Recent requests for exemption have focused on Title IX’s application to transgender students, accommodation of whom would require compromise of the belief that God created man and woman to procreate
heterosexually. For example, Simpson University stated its belief that it is sinful to “construct one’s own sexual identity by medically altering the human body, cross dressing, or similarly practicing behaviors characteristic of the opposite sex.” Because their religions do not validate transgender identities, Simpson and the other exempt universities sought permission to exclude transgender students from gender-consonant housing so as to avoid sinful “cohabitation” between members of the “opposite sex.” On related grounds (i.e., opposition to the mixing of “different” sexes) they received permission to exclude transgender students from locker rooms, rest rooms, and athletic teams that don’t accord to their assigned sex at birth.
In conclusion, it appears that OCR does use published criteria to isolate those religious institutions that are eligible for the exemption by virtue of being subject to a religious organization’s control.

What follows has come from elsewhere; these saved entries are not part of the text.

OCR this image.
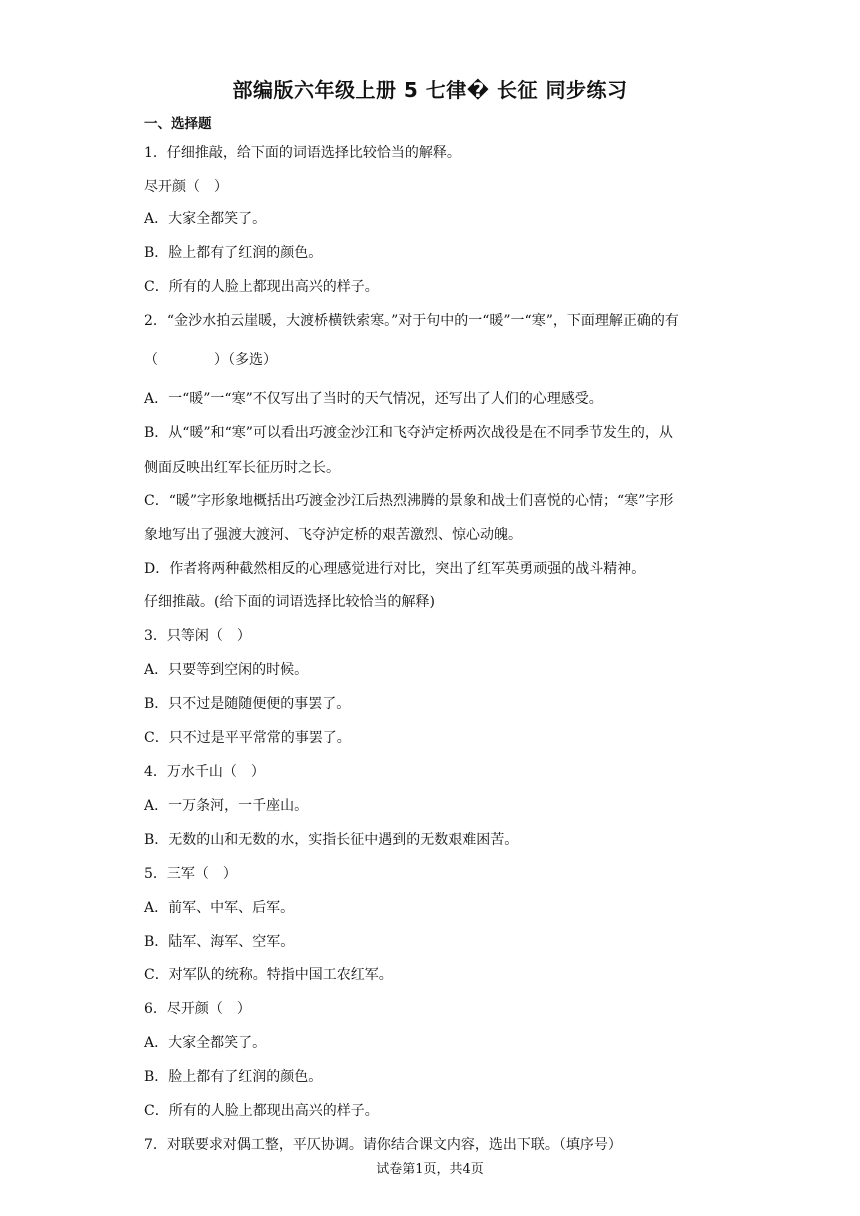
部编版六年级上册 5 七律� 长征 同步练习
一、选择题
1．仔细推敲，给下面的词语选择比较恰当的解释。
尽开颜（　）
A．大家全都笑了。
B．脸上都有了红润的颜色。
C．所有的人脸上都现出高兴的样子。
2．“金沙水拍云崖暖，大渡桥横铁索寒。”对于句中的一“暖”一“寒”，下面理解正确的有
（　　　　）（多选）
A．一“暖”一“寒”不仅写出了当时的天气情况，还写出了人们的心理感受。
B．从“暖”和“寒”可以看出巧渡金沙江和飞夺泸定桥两次战役是在不同季节发生的，从
侧面反映出红军长征历时之长。
C．“暖”字形象地概括出巧渡金沙江后热烈沸腾的景象和战士们喜悦的心情；“寒”字形
象地写出了强渡大渡河、飞夺泸定桥的艰苦激烈、惊心动魄。
D．作者将两种截然相反的心理感觉进行对比，突出了红军英勇顽强的战斗精神。
仔细推敲。(给下面的词语选择比较恰当的解释)
3．只等闲（　）
A．只要等到空闲的时候。
B．只不过是随随便便的事罢了。
C．只不过是平平常常的事罢了。
4．万水千山（　）
A．一万条河，一千座山。
B．无数的山和无数的水，实指长征中遇到的无数艰难困苦。
5．三军（　）
A．前军、中军、后军。
B．陆军、海军、空军。
C．对军队的统称。特指中国工农红军。
6．尽开颜（　）
A．大家全都笑了。
B．脸上都有了红润的颜色。
C．所有的人脸上都现出高兴的样子。
7．对联要求对偶工整，平仄协调。请你结合课文内容，选出下联。（填序号）
试卷第1页，共4页
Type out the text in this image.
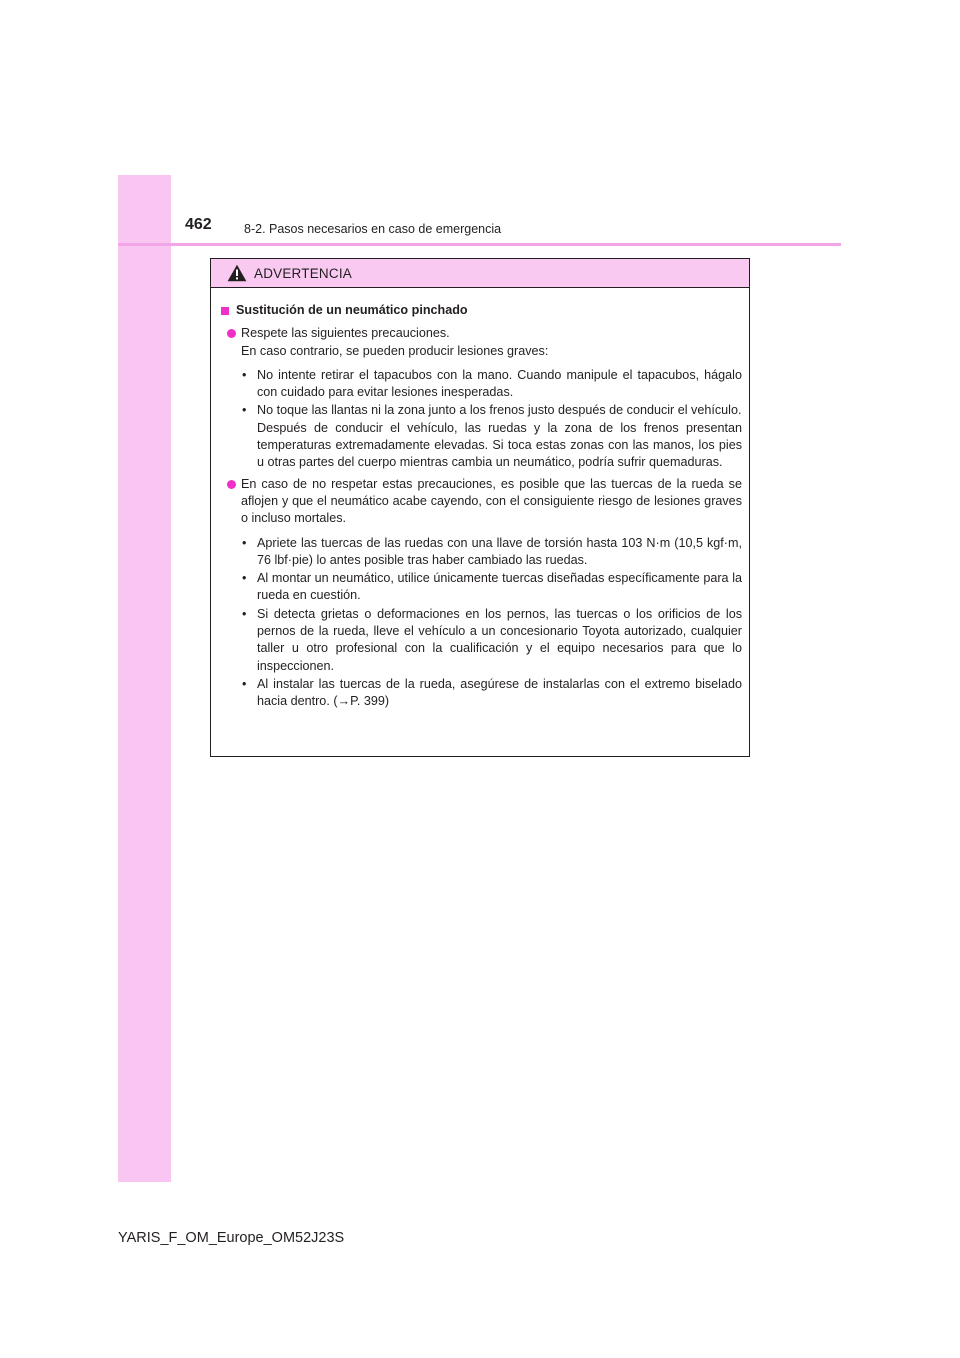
462	8-2. Pasos necesarios en caso de emergencia
ADVERTENCIA
Sustitución de un neumático pinchado

Respete las siguientes precauciones.

En caso contrario, se pueden producir lesiones graves:

• No intente retirar el tapacubos con la mano. Cuando manipule el tapacubos, hágalo con cuidado para evitar lesiones inesperadas.

• No toque las llantas ni la zona junto a los frenos justo después de conducir el vehículo.

Después de conducir el vehículo, las ruedas y la zona de los frenos presentan temperaturas extremadamente elevadas. Si toca estas zonas con las manos, los pies u otras partes del cuerpo mientras cambia un neumático, podría sufrir quemaduras.

En caso de no respetar estas precauciones, es posible que las tuercas de la rueda se aflojen y que el neumático acabe cayendo, con el consiguiente riesgo de lesiones graves o incluso mortales.

• Apriete las tuercas de las ruedas con una llave de torsión hasta 103 N·m (10,5 kgf·m, 76 lbf·pie) lo antes posible tras haber cambiado las ruedas.

• Al montar un neumático, utilice únicamente tuercas diseñadas específicamente para la rueda en cuestión.

• Si detecta grietas o deformaciones en los pernos, las tuercas o los orificios de los pernos de la rueda, lleve el vehículo a un concesionario Toyota autorizado, cualquier taller u otro profesional con la cualificación y el equipo necesarios para que lo inspeccionen.

• Al instalar las tuercas de la rueda, asegúrese de instalarlas con el extremo biselado hacia dentro. (→P. 399)

YARIS_F_OM_Europe_OM52J23S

It also appears to have required an articulated conflict between Title IX compliance and the institution’s faith. Personally, I don’t agree that Title IX should have provided educational institutions that accept federal funds and which already have permission to ignore Title IX when it comes to admissions so much latitude to discriminate. That’s an awful lot of having one’s cake and eating it too. But after digging into the matter a little deeper I am at least reassured that OCR is applying the exemption in a manner consistent with the text of Title IX.